While, in the immediate aftermath of your loved one’s passing, you might have to arrange a funeral, memorial service or burial, there are additional matters you may have to handle in the days to come.
If your loved one who passed away left behind a large amount of debt, you may be wondering who is on the hook for it. Unfortunately, there is not simple, one-size-fits-all answer to this question. However, you may be able to find an answer in one of the following scenarios.
If your loved one had assets
If your loved one left behind sizable assets, the assets will often go toward the deceased person’s outstanding debts. If you are an executor over your loved one’s estate, it is typically among your duties to pay off any lingering debts using the estate before distributing any assets to named beneficiaries.
If your loved one left behind credit card debt
If your loved one left behind considerable credit card debt and did not have enough assets to pay if off, you probably do not have to worry about it too much, unless you are a co-signer on the credit card. That does not mean credit card companies will not contact you to try and collect the debt, however, so it can pay – literally – to know your rights in this area.

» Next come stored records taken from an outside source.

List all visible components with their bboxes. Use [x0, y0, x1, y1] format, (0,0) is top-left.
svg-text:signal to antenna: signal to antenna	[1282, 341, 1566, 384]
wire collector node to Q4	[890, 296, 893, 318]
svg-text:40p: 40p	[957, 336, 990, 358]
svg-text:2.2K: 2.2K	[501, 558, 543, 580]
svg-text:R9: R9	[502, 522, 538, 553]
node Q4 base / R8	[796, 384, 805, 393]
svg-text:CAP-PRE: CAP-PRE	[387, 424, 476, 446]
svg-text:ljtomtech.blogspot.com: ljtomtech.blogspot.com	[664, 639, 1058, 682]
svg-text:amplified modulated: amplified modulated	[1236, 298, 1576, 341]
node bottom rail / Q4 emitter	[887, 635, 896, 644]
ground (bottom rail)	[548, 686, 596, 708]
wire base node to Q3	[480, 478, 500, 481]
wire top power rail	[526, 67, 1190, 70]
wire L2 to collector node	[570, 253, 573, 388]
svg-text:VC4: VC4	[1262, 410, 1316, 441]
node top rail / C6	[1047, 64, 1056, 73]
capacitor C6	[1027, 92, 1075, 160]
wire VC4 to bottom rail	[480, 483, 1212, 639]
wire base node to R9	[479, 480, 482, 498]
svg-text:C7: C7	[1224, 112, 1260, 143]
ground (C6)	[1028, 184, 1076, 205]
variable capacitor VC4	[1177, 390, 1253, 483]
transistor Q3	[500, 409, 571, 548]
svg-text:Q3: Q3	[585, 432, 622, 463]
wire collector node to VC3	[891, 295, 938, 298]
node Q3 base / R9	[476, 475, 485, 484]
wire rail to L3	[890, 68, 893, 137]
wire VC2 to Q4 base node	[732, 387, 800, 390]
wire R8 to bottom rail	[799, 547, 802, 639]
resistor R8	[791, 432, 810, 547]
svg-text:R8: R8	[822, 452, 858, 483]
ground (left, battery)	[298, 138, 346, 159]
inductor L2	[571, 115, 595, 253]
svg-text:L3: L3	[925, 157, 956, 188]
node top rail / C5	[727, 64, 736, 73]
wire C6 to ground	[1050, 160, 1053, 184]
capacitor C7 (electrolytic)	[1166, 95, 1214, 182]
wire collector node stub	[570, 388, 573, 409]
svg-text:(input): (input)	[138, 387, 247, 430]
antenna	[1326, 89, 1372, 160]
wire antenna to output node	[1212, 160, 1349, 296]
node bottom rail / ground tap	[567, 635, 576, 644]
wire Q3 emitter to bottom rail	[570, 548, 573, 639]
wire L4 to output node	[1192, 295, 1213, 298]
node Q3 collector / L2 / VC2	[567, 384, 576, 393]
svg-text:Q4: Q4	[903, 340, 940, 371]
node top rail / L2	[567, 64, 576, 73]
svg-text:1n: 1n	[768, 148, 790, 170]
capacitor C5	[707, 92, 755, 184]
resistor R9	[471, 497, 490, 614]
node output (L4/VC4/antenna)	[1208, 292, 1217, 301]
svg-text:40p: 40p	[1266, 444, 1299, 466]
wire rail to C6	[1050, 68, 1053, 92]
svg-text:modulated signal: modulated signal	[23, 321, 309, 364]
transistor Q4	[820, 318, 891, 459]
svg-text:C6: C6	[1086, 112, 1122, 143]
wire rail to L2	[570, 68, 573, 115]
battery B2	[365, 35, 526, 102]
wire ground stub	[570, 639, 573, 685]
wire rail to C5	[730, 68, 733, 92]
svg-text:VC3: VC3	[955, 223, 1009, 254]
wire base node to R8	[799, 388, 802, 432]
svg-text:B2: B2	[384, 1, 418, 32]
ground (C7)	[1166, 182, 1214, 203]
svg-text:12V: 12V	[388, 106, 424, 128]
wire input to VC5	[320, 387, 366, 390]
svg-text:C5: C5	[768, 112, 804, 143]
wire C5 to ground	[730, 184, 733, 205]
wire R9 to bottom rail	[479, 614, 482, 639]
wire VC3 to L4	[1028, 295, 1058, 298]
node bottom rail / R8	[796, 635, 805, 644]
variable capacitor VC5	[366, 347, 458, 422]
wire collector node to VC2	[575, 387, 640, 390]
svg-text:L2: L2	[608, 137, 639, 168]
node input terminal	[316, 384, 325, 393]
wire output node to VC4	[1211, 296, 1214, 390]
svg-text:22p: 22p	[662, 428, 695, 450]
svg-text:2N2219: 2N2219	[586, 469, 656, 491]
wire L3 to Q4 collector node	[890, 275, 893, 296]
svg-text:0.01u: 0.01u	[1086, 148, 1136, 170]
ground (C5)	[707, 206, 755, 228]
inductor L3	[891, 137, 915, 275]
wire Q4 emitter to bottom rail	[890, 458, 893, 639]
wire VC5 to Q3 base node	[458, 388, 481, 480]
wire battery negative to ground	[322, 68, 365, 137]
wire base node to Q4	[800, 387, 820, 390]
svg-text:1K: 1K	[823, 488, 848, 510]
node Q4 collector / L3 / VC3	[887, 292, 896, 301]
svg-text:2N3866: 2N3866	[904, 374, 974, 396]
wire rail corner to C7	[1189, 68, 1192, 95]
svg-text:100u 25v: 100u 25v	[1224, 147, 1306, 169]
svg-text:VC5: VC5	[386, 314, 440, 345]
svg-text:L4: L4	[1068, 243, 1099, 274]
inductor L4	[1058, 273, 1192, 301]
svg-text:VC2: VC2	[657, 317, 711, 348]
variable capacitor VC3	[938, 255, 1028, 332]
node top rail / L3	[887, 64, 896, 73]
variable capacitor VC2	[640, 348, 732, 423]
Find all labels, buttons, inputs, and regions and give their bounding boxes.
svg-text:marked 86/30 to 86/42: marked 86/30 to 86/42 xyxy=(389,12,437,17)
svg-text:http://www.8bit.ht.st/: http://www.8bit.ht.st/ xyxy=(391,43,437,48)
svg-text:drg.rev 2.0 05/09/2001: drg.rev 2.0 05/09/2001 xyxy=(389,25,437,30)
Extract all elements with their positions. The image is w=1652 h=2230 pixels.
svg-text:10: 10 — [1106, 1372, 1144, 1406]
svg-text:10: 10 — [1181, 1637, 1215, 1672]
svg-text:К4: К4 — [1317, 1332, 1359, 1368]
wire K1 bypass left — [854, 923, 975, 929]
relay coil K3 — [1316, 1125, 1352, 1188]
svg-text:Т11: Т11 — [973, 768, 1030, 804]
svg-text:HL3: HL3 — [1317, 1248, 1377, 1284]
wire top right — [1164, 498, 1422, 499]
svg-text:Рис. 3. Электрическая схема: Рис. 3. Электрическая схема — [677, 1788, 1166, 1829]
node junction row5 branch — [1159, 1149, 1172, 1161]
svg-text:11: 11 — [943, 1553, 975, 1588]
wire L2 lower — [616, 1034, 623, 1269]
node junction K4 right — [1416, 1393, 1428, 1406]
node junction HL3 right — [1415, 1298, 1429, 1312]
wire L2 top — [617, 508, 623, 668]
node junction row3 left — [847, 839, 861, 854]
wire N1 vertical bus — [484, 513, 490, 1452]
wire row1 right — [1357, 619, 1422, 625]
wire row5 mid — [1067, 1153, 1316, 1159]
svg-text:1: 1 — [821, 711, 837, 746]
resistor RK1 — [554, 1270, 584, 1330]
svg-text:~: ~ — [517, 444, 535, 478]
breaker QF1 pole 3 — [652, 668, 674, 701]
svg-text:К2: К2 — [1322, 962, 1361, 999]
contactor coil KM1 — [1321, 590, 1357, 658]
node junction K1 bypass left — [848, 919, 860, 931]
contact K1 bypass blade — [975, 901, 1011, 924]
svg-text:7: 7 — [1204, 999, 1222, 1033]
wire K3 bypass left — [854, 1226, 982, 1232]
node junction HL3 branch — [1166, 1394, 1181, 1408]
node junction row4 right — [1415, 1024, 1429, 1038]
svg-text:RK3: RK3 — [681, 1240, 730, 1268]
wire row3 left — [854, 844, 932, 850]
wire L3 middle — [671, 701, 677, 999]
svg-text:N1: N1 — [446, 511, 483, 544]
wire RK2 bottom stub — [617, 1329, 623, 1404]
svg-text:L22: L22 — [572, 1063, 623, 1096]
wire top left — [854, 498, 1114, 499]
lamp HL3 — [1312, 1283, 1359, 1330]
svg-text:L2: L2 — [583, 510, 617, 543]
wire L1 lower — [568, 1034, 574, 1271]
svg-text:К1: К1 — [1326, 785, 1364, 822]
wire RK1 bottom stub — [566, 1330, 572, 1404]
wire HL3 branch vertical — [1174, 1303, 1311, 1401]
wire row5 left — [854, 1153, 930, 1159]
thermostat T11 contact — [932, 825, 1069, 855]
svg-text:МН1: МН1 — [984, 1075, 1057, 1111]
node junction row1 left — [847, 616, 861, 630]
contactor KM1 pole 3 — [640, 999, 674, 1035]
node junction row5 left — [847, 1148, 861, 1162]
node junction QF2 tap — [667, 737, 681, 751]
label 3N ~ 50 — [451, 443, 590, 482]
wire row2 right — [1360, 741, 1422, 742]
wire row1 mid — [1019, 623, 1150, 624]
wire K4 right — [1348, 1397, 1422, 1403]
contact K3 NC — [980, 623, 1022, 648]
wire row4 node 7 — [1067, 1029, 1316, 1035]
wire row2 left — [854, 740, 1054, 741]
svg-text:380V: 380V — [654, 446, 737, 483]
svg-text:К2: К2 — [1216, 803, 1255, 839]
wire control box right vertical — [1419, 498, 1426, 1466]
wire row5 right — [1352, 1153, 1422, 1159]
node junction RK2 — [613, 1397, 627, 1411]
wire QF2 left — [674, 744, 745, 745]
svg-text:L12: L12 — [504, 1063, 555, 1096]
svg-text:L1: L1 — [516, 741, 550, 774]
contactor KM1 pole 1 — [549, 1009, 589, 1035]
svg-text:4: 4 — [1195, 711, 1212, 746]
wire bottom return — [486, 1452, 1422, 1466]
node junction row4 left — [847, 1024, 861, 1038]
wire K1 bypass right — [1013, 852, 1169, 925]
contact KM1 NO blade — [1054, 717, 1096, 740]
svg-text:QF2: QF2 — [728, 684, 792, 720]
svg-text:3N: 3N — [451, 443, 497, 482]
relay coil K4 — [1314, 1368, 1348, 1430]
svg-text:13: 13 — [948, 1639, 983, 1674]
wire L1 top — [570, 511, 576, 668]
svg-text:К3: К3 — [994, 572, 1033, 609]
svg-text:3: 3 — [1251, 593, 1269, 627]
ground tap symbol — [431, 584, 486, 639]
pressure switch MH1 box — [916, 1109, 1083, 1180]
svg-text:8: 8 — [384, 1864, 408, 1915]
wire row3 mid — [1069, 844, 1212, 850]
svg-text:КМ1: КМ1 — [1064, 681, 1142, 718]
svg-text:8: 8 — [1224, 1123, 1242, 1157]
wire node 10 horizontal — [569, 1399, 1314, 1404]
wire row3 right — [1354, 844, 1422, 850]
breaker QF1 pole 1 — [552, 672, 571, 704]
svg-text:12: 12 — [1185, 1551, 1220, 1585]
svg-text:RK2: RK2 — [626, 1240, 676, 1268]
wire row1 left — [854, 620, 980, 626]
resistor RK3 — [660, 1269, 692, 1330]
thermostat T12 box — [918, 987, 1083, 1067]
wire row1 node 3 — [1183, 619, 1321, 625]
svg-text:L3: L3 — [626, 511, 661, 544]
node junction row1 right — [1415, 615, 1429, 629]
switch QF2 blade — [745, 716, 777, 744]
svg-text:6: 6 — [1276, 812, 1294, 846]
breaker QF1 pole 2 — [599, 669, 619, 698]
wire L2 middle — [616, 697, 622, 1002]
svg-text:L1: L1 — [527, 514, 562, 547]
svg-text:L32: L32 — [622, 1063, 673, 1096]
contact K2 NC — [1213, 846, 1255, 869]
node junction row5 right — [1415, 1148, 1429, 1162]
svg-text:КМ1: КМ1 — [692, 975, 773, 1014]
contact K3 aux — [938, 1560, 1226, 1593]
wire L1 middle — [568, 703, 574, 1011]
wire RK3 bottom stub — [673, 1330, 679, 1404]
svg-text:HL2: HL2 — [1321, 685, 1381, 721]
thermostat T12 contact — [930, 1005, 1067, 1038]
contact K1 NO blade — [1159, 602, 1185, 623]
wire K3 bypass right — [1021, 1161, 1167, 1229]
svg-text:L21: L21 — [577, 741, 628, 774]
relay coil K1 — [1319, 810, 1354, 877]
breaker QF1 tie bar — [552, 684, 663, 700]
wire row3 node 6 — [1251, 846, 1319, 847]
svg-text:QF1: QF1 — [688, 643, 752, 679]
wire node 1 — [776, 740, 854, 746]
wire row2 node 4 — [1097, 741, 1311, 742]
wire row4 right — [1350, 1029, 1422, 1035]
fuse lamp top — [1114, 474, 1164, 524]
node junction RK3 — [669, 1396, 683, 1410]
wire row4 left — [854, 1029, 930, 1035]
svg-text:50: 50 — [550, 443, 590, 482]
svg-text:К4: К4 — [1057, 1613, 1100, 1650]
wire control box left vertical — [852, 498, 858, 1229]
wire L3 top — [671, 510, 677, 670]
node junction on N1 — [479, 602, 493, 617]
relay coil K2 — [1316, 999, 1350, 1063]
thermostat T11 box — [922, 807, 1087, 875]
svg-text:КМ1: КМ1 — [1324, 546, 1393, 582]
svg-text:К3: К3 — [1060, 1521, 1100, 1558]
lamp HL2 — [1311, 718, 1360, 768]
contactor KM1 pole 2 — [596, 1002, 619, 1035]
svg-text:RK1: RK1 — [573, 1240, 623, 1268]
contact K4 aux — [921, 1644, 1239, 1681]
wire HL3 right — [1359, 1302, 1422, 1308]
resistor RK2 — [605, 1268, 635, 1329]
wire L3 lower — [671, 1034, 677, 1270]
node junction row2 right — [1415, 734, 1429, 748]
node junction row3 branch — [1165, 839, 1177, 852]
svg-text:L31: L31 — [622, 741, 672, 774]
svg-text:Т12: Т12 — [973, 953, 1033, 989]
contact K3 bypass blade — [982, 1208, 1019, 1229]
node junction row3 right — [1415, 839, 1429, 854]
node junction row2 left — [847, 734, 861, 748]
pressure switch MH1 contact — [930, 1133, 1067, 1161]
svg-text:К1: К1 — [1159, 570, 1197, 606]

If your loved one still owes on a mortgage
If your loved one dies and still has mortgage payments to make, in most cases, the home will enter foreclosure. If you also own the home, however, you can generally avoid this as long as you continue to make full, timely payments.
Every family situation is different, so it is important to recognize that what holds true for one person’s debt may differ from what occurs under your loved one’s specific circumstances.